There are patches out there to allow FreeBSD for be installed onto a PVM (paravirtualised VM), using paravirt drivers for network and storage.  However, they aren't quite production quality, and require manually patching the kernel sources.


----------



## MorgothV8 (Oct 27, 2009)

For windows in the box/window just try VirtualBox - from ports.
there are some issues with it (all described on forum) if You do all well it would work great (it is my case)


----------



## phoenix (Oct 28, 2009)

wayward said:
			
		

> Or if there are any other suggestions for getting windows in a window?



VirtualBox is available in the ports tree, and is getting more stable with each update.

QEmu is also in the ports tree.  With the KQemu module loaded, it's not horribly slow.


----------



## jack (Dec 13, 2009)

*freebsd 8 have official support Xen DomU*



			
				phoenix said:
			
		

> FreeBSD can be installed onto a Xen HVM (hardware-assisted VM), just like it can be installed onto a physical machine.  This requires a CPU/BIOS that support hardware-assisted virtualisation (AMD SVM/Intel VT).
> 
> There are patches out there to allow FreeBSD for be installed onto a PVM (paravirtualised VM), using paravirt drivers for network and storage.  However, they aren't quite production quality, and require manually patching the kernel sources.

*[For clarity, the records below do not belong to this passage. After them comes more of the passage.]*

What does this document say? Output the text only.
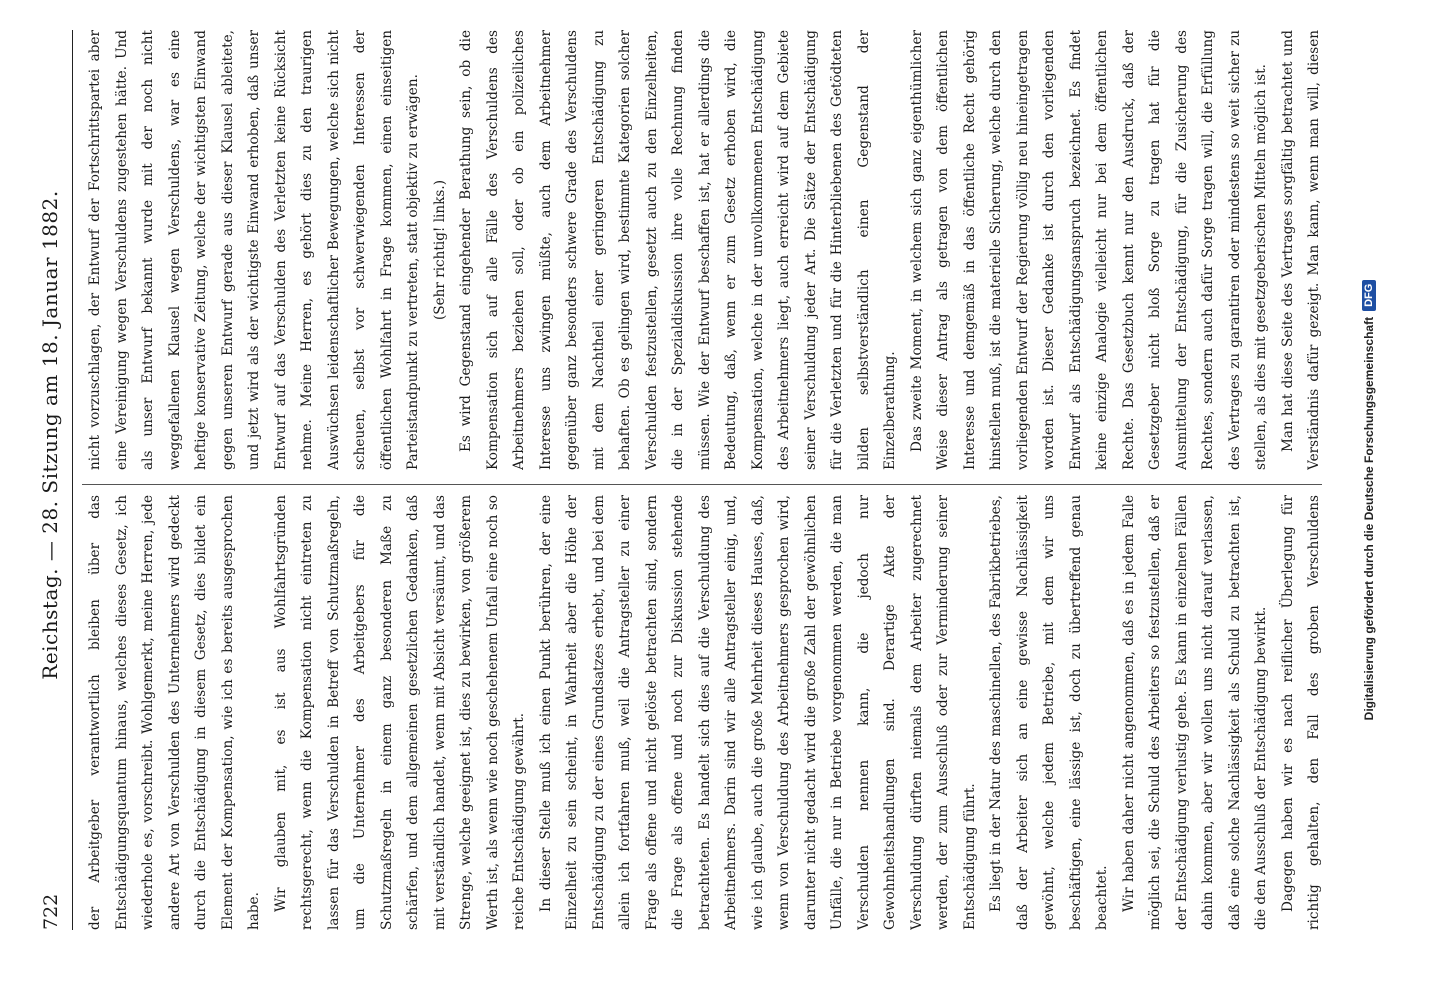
722
Reichstag. — 28. Sitzung am 18. Januar 1882.

der Arbeitgeber verantwortlich bleiben über das Entschädigungsquantum hinaus, welches dieses Gesetz, ich wiederhole es, vorschreibt. Wohlgemerkt, meine Herren, jede andere Art von Verschulden des Unternehmers wird gedeckt durch die Entschädigung in diesem Gesetz, dies bildet ein Element der Kompensation, wie ich es bereits ausgesprochen habe. Wir glauben mit, es ist aus Wohlfahrtsgründen rechtsgerecht, wenn die Kompensation nicht eintreten zu lassen für das Verschulden in Betreff von Schutzmaßregeln, um die Unternehmer des Arbeitgebers für die Schutzmaßregeln in einem ganz besonderen Maße zu schärfen, und dem allgemeinen gesetzlichen Gedanken, daß mit verständlich handelt, wenn mit Absicht versäumt, und das Strenge, welche geeignet ist, dies zu bewirken, von größerem Werth ist, als wenn wie noch geschehenem Unfall eine noch so reiche Entschädigung gewährt. In dieser Stelle muß ich einen Punkt berühren, der eine Einzelheit zu sein scheint, in Wahrheit aber die Höhe der Entschädigung zu der eines Grundsatzes erhebt, und bei dem allein ich fortfahren muß, weil die Antragsteller zu einer Frage als offene und nicht gelöste betrachten sind, sondern die Frage als offene und noch zur Diskussion stehende betrachteten. Es handelt sich dies auf die Verschuldung des Arbeitnehmers. Darin sind wir alle Antragsteller einig, und, wie ich glaube, auch die große Mehrheit dieses Hauses, daß, wenn von Verschuldung des Arbeitnehmers gesprochen wird, darunter nicht gedacht wird die große Zahl der gewöhnlichen Unfälle, die nur in Betriebe vorgenommen werden, die man Verschulden nennen kann, die jedoch nur Gewohnheitshandlungen sind. Derartige Akte der Verschuldung dürften niemals dem Arbeiter zugerechnet werden, der zum Ausschluß oder zur Verminderung seiner Entschädigung führt. Es liegt in der Natur des maschinellen, des Fabrikbetriebes, daß der Arbeiter sich an eine gewisse Nachlässigkeit gewöhnt, welche jedem Betriebe, mit dem wir uns beschäftigen, eine lässige ist, doch zu übertreffend genau beachtet. Wir haben daher nicht angenommen, daß es in jedem Falle möglich sei, die Schuld des Arbeiters so festzustellen, daß er der Entschädigung verlustig gehe. Es kann in einzelnen Fällen dahin kommen, aber wir wollen uns nicht darauf verlassen, daß eine solche Nachlässigkeit als Schuld zu betrachten ist, die den Ausschluß der Entschädigung bewirkt. Dagegen haben wir es nach reiflicher Überlegung für richtig gehalten, den Fall des groben Verschuldens

nicht vorzuschlagen, der Entwurf der Fortschrittspartei aber eine Vereinigung wegen Verschuldens zugestehen hätte. Und als unser Entwurf bekannt wurde mit der noch nicht weggefallenen Klausel wegen Verschuldens, war es eine heftige konservative Zeitung, welche der wichtigsten Einwand gegen unseren Entwurf gerade aus dieser Klausel ableitete, und jetzt wird als der wichtigste Einwand erhoben, daß unser Entwurf auf das Verschulden des Verletzten keine Rücksicht nehme. Meine Herren, es gehört dies zu den traurigen Auswüchsen leidenschaftlicher Bewegungen, welche sich nicht scheuen, selbst vor schwerwiegenden Interessen der öffentlichen Wohlfahrt in Frage kommen, einen einseitigen Parteistandpunkt zu vertreten, statt objektiv zu erwägen. (Sehr richtig! links.) Es wird Gegenstand eingehender Berathung sein, ob die Kompensation sich auf alle Fälle des Verschuldens des Arbeitnehmers beziehen soll, oder ob ein polizeiliches Interesse uns zwingen müßte, auch dem Arbeitnehmer gegenüber ganz besonders schwere Grade des Verschuldens mit dem Nachtheil einer geringeren Entschädigung zu behaften. Ob es gelingen wird, bestimmte Kategorien solcher Verschulden festzustellen, gesetzt auch zu den Einzelheiten, die in der Spezialdiskussion ihre volle Rechnung finden müssen. Wie der Entwurf beschaffen ist, hat er allerdings die Bedeutung, daß, wenn er zum Gesetz erhoben wird, die Kompensation, welche in der unvollkommenen Entschädigung des Arbeitnehmers liegt, auch erreicht wird auf dem Gebiete seiner Verschuldung jeder Art. Die Sätze der Entschädigung für die Verletzten und für die Hinterbliebenen des Getödteten bilden selbstverständlich einen Gegenstand der Einzelberathung. Das zweite Moment, in welchem sich ganz eigenthümlicher Weise dieser Antrag als getragen von dem öffentlichen Interesse und demgemäß in das öffentliche Recht gehörig hinstellen muß, ist die materielle Sicherung, welche durch den vorliegenden Entwurf der Regierung völlig neu hineingetragen worden ist. Dieser Gedanke ist durch den vorliegenden Entwurf als Entschädigungsanspruch bezeichnet. Es findet keine einzige Analogie vielleicht nur bei dem öffentlichen Rechte. Das Gesetzbuch kennt nur den Ausdruck, daß der Gesetzgeber nicht bloß Sorge zu tragen hat für die Ausmittelung der Entschädigung, für die Zusicherung des Rechtes, sondern auch dafür Sorge tragen will, die Erfüllung des Vertrages zu garantiren oder mindestens so weit sicher zu stellen, als dies mit gesetzgeberischen Mitteln möglich ist. Man hat diese Seite des Vertrages sorgfältig betrachtet und Verständnis dafür gezeigt. Man kann, wenn man will, diesen

Digitalisierung gefördert durch die Deutsche Forschungsgemeinschaft
DFG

Freebsd 8-released have official support xen DomU,but i don't kown how to install it. have someone provide install guide,thx in advance!
about official support


----------



## wayward (Sep 25, 2010)

I have read and read myself crazy. I have choosen to run VirtualBox and I am really pleased with the result! It runs fast and I have installed 2 windows XP machine's on my FreeBSD machine and use mstc.exe to connect. It runs quite smootly! 

Let's just wait for a moment for Xen.


----------